Tyk SSE holding streaming data

Hi,

We are currently running open source tyk on kubernetes and we are attempting to host a connection to an upstream api using SSE. When we connect through our tyk gateway to this upstream api the gateway does not pass through the stream back to the client immediately. Instead the gateway seems to withold the stream until the upstream service has finished and then tyk releases all of the data at once to the client.

We have tried to change the flush interval to the lowest value, this has had no changes on the behaviour of the gateway. We tried disabling OTEL and setting close_connections to false and proxy_close_connections to false, nothing has changed sse problem we are facing

Any help will be appreciated

Nik

We have found an issue in the implimentation of TYK streaming (SSE) which causes caching to not be disabled on streaming requests. This causes the gateway to withhold the stream until it finishes.

1 Like

Thanks for reporting this. I can replicate the issue on v5.3.x.

Seems like it works fine on v5.0.12 and v5.2.6.

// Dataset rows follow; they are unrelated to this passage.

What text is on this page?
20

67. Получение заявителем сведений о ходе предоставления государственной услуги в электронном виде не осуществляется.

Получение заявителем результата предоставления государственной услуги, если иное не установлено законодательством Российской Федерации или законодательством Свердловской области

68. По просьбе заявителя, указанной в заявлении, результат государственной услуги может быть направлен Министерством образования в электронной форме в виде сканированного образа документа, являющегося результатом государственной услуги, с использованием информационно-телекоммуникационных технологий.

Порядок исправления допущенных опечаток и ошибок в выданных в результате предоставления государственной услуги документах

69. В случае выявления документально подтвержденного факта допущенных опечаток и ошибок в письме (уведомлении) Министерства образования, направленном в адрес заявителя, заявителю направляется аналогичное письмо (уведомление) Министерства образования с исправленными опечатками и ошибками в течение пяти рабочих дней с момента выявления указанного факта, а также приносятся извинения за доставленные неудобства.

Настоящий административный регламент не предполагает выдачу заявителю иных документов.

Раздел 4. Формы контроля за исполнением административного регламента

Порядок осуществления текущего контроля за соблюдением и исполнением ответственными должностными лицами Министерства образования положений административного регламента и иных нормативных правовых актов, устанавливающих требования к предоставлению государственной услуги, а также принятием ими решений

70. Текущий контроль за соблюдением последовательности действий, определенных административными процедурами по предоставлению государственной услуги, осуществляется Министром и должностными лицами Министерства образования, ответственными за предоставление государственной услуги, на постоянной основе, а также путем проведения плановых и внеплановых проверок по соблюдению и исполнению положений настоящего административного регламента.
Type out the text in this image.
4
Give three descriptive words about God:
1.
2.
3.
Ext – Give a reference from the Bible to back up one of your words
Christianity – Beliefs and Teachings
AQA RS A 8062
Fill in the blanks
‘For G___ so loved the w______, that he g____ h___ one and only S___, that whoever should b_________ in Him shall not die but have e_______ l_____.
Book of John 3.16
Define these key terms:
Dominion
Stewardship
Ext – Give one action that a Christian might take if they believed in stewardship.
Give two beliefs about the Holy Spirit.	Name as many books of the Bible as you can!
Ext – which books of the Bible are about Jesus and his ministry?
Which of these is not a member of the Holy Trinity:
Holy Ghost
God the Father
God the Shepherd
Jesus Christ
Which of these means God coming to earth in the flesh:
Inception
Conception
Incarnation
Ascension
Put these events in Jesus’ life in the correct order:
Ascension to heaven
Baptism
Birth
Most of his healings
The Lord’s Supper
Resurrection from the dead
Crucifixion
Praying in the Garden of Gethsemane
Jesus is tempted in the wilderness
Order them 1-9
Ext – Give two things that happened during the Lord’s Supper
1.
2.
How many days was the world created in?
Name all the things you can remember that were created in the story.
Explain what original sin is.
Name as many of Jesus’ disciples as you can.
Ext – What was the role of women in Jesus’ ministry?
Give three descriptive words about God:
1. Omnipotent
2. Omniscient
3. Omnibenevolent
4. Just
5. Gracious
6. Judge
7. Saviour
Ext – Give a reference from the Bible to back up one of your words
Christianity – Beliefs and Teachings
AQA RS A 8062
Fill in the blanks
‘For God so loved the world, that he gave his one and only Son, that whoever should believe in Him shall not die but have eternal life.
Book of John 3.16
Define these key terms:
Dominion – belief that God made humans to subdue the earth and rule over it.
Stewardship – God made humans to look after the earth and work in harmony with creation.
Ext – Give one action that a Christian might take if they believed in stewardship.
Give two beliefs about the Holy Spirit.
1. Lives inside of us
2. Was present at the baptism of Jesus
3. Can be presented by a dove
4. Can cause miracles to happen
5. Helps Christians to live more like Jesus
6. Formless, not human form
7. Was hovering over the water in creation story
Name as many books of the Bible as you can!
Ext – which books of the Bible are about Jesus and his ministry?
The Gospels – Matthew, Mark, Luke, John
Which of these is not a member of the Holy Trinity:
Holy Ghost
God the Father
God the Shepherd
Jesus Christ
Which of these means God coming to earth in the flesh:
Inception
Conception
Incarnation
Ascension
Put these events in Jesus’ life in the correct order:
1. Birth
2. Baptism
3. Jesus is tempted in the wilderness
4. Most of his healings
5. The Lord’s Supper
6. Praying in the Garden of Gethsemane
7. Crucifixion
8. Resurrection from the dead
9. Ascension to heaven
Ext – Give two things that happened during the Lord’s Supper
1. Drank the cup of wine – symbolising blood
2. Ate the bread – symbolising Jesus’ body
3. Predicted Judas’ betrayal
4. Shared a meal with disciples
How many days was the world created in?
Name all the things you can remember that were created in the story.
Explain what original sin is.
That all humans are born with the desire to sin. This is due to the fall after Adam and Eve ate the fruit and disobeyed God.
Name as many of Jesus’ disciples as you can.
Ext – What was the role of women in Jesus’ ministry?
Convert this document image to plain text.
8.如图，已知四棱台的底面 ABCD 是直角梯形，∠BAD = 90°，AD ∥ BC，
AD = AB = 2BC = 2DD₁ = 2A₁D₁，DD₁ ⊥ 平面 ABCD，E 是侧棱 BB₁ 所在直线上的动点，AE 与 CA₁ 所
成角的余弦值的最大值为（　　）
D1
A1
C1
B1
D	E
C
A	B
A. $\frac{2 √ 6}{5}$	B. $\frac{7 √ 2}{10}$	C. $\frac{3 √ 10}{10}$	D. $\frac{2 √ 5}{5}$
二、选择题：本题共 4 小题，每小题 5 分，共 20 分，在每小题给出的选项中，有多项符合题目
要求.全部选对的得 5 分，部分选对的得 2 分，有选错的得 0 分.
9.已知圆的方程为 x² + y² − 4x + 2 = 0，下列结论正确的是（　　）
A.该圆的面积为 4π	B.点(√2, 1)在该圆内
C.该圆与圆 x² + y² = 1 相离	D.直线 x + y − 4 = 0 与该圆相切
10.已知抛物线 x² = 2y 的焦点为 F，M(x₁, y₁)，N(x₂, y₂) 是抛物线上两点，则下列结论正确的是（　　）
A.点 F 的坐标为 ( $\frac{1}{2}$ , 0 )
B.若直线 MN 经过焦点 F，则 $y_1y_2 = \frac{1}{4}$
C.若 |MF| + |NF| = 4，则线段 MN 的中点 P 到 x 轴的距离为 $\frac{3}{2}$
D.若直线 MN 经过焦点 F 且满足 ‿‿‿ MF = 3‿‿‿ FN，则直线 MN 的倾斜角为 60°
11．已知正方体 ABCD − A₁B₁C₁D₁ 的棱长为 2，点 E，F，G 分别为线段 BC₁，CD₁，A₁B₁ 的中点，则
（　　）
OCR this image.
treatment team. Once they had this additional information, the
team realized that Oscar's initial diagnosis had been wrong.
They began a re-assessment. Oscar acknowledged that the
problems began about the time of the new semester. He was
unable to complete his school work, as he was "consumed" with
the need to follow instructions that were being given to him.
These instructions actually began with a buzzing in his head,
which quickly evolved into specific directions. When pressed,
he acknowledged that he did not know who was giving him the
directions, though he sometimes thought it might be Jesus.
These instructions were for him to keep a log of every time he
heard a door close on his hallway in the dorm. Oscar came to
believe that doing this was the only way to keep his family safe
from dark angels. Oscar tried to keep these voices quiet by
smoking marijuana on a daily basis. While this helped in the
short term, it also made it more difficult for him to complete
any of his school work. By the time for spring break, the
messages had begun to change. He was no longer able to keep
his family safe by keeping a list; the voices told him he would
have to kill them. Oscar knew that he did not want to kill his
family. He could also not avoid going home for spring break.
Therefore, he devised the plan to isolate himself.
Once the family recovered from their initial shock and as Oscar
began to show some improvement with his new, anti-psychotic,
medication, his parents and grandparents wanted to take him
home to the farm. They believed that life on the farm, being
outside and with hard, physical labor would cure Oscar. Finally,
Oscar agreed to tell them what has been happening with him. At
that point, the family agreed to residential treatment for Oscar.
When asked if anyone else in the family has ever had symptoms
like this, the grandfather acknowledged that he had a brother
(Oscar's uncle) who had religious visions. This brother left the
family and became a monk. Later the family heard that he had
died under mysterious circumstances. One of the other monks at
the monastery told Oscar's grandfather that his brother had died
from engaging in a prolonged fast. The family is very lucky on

An internal ticket has been created and linked to the github issue raised.

I’ll reply to this topic as soon as I get an update on the ticket.

Hi Olu, just following up on this issue. Has there been any progress made here? I have a similar use case in mind.

@jay039 Hello and welcome to the community :partying_face:

I can see there was a fix pushed in source [TT-12318] SSE streaming is broken by titpetric · Pull Request #6391 · TykTechnologies/tyk · GitHub. However, tests are being run to check it’s stability.

There should be an update in the coming weeks. The fix should be coming out in release v5.3.3 and v5.5.0.

Hello,
I’ve worked on this topic following up on this ticket: https://community.tyk.io/t/multipart-streaming-mode/7264

I ended up forking Tyk to apply my modifications.
Now, this fork of tyk gateway 5.2.6 support the streaming by modifying the condition in the reverse_proxy.go file if the content type is of type “multipart/*”.
This version can handle large file uploads without side effects in memory, and the flow are pushed directely to the backend, part by part.

I also modified some code on the on_success / on_error side to avoid buffering the payload.

Available if you want more information.

PS: I haven’t pushed a pull request yet.

@Alexandre_Wintrebert I missed your comment. Would love to see the PR!